Afterthought: I can’t stop trying to work out what my label would be, were I to take one. Of all the ones here, the one I like best is probably ‘queer femme sex radical’. It taps into certain aspects of how I see myself but remains reasonably open-ended. What would you go for?

 

Feminist Porn: An Introduction

Unsurprising fact of the day: Tristan Taormino has written something intelligent, accessible and enlightening about porn.

So for those of you not familiar, Tristan Taormino is a porn director but moreover (for me at least) she is a sex educator, and activist for sex-positive feminism. She is brilliant and I think there is quite a serious potential for us one day to become great friends.

Anyway, I tracked down this essay while having a Facebook conversation with a friend about feminist porn. She said she thought the phrase was contradictory and I went on a mad mission to convince her otherwise, complete with references and links to further reading.

In doing so I located this and thought I’d share it with you lot as well. I’ve been meaning to write a post on porn for ages but still haven’t found the time so you will have to make do with this (admittedly better informed) piece for now.
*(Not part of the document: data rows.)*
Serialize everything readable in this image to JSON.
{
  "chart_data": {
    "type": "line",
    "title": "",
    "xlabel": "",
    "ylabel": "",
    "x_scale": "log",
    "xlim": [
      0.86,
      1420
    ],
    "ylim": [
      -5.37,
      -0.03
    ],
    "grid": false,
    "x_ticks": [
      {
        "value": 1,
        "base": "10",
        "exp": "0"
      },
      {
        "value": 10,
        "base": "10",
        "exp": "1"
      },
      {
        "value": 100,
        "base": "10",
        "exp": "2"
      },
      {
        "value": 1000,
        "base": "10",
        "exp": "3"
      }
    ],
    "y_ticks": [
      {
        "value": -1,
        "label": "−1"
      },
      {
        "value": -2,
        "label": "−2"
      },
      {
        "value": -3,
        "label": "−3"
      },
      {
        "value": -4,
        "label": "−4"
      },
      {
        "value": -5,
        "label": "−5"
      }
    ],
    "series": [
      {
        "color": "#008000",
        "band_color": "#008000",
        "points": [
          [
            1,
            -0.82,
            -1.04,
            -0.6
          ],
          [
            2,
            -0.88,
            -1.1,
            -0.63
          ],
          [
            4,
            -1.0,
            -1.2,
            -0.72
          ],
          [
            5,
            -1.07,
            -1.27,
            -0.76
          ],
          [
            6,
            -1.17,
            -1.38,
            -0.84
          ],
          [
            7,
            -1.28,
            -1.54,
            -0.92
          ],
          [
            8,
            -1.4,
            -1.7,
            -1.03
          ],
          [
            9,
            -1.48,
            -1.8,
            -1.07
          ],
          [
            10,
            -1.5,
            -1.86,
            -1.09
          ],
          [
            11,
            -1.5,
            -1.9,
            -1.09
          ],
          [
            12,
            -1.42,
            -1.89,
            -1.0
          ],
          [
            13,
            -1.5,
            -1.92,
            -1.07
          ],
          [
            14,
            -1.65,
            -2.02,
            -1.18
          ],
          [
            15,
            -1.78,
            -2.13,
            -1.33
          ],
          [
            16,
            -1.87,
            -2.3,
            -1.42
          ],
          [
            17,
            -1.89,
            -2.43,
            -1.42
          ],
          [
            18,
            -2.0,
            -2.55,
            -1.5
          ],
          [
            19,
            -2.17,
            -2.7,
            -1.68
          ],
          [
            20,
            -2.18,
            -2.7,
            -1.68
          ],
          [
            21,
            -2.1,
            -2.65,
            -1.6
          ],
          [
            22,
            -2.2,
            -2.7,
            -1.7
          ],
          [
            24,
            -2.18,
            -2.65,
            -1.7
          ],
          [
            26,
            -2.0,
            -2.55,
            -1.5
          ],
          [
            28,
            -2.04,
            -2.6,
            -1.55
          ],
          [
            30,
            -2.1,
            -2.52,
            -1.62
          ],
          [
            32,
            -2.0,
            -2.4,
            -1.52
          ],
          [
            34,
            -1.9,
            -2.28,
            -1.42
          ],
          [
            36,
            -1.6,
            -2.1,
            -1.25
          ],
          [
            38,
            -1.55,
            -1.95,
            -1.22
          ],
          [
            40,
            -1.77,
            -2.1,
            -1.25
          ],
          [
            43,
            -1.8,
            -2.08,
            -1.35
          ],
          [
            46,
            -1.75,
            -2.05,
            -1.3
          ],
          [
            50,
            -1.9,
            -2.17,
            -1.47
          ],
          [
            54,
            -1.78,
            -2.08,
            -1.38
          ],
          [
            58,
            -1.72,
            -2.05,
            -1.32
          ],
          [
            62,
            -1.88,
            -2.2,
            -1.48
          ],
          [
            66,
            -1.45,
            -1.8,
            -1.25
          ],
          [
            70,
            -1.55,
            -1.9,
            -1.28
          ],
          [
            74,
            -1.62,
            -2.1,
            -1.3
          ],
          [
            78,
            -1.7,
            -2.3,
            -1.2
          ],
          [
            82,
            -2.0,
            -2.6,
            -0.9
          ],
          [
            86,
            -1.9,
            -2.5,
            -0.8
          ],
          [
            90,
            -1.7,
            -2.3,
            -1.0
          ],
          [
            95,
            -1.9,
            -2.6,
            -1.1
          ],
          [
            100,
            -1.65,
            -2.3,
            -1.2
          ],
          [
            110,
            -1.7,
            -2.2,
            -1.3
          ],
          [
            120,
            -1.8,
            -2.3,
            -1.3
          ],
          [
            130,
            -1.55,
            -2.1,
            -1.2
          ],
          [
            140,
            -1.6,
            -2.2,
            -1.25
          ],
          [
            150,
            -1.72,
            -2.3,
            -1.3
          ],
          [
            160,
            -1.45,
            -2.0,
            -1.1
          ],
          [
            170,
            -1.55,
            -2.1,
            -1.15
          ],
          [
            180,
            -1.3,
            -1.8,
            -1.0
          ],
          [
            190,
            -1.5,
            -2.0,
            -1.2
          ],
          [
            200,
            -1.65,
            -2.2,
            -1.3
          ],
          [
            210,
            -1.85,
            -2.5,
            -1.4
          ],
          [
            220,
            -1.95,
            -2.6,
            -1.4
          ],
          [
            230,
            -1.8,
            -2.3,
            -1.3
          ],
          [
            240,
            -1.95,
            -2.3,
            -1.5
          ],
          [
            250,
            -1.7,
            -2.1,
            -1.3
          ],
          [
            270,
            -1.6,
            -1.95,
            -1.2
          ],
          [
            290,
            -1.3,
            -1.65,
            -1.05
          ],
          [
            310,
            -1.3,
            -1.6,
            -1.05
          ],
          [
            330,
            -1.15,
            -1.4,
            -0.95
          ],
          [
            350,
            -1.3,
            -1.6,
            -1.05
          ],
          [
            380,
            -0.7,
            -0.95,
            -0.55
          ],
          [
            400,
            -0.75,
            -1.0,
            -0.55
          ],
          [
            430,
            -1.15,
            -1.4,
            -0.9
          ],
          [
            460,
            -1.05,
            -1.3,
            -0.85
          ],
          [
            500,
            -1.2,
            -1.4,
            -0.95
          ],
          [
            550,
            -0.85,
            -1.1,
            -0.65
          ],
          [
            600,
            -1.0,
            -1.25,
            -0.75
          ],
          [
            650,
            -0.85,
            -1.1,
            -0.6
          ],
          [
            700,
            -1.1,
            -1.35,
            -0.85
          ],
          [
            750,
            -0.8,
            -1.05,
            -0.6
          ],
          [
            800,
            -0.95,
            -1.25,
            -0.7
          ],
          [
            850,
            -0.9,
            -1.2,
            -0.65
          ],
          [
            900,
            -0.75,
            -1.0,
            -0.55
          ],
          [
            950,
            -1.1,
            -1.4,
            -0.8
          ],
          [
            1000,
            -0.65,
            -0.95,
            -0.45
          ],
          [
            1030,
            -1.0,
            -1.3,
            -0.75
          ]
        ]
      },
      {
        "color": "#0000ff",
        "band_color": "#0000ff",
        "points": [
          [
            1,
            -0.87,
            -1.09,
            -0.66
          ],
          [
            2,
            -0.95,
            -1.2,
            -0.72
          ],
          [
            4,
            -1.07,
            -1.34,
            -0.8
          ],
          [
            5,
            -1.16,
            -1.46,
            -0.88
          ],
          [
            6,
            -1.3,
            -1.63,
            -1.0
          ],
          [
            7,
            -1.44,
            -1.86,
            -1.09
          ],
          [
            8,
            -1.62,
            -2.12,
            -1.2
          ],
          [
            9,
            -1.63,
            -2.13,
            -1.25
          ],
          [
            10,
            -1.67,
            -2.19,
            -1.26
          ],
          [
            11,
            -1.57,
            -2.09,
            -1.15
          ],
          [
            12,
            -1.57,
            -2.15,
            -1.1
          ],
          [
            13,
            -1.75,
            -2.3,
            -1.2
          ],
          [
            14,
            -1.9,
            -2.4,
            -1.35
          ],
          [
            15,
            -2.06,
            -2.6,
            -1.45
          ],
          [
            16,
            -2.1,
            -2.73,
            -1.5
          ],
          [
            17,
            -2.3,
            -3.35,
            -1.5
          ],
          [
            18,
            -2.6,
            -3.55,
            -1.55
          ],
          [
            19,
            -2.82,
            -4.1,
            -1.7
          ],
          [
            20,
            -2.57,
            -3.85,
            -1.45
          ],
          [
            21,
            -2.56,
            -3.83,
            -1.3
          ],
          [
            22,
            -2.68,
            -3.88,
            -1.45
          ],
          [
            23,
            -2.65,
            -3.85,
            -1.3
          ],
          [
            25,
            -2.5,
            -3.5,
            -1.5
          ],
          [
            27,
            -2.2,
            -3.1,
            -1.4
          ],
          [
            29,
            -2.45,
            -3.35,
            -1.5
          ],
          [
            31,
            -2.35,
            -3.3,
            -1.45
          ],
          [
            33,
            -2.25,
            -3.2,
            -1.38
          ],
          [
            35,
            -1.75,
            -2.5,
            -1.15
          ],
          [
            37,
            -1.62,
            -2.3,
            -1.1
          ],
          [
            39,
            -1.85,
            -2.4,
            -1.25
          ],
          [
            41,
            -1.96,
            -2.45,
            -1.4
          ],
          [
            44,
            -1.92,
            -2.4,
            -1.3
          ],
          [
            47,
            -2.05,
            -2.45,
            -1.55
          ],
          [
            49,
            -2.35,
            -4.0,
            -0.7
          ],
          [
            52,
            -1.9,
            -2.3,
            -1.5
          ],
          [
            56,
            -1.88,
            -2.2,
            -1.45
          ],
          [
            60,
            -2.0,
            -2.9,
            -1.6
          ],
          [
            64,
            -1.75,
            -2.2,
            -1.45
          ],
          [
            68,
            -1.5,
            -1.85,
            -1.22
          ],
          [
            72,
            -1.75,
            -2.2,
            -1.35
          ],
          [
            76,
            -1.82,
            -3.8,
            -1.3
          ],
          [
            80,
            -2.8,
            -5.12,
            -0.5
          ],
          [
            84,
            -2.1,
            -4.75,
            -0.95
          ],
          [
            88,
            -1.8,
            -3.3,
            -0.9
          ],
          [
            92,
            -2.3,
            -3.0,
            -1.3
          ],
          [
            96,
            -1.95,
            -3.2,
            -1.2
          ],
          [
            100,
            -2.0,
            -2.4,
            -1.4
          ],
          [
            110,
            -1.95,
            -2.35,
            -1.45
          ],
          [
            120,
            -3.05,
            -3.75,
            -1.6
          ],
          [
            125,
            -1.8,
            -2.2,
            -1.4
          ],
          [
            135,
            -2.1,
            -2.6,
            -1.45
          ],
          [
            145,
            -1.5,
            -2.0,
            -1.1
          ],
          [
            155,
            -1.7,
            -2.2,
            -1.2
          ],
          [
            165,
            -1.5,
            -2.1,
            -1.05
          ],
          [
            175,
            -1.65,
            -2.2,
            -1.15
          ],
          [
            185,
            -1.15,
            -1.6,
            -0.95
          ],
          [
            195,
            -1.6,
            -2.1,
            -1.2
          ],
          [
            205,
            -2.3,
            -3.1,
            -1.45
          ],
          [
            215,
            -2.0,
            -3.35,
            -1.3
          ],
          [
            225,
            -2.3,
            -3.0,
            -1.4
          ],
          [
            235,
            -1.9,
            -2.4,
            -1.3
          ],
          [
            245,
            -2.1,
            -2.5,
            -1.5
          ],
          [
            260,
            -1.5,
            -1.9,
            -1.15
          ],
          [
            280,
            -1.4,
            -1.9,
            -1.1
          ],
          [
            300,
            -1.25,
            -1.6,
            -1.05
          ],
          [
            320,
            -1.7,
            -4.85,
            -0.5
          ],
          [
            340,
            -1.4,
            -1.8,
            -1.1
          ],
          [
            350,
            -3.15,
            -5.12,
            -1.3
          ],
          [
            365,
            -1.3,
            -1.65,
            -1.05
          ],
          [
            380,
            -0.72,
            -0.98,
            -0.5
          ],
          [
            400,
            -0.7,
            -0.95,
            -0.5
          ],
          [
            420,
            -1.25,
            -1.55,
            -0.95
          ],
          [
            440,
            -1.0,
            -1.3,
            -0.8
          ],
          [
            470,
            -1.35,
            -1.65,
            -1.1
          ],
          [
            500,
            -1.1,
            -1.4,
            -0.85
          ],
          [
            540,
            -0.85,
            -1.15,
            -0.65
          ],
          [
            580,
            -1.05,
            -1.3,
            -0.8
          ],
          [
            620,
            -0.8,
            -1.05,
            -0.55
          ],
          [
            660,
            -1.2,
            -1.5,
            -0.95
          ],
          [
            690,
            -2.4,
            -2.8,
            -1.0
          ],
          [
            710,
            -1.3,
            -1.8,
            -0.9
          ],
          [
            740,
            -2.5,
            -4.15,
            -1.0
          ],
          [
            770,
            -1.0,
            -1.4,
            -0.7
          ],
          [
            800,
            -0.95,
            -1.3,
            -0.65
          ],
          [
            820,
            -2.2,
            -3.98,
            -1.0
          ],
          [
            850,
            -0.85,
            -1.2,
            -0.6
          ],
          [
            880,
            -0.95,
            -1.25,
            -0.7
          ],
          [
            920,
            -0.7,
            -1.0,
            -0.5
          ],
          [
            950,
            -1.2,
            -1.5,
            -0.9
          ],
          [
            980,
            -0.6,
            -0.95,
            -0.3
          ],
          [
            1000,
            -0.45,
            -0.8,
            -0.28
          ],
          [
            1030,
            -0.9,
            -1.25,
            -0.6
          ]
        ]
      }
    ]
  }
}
As a taster of what angle my forthcoming post might take, this sentence is probably quite key: “Become an informed porn consumer and do your research.”

 

Come Together – The latest safe sex ad from International HIV/AIDS alliance

Bit late to the party on this one, I’m afraid. It was actually released in early Feb but I only just came across it this week as part of some research I was doing into how HIV/AIDS awareness campaigns have changed since the discovery of the virus in the 80s.

The short answer to this is “a lot.” You only have to look at the famous tombstone ad of the mid-80s to see the difference between then and now. But actually, it’s not just AIDS awareness that has changed tack. If you look at family planning and condom ads over the years you can see that having actual sex in the advert – even just directly referring to sex – is kind of a new phenomenon. Which seems mad when you think about it.

Equally, the portrayal of sex, when it is there, has become more positive, focussing as much on pleasure and desire as on practicalities. And that’s awesome to see.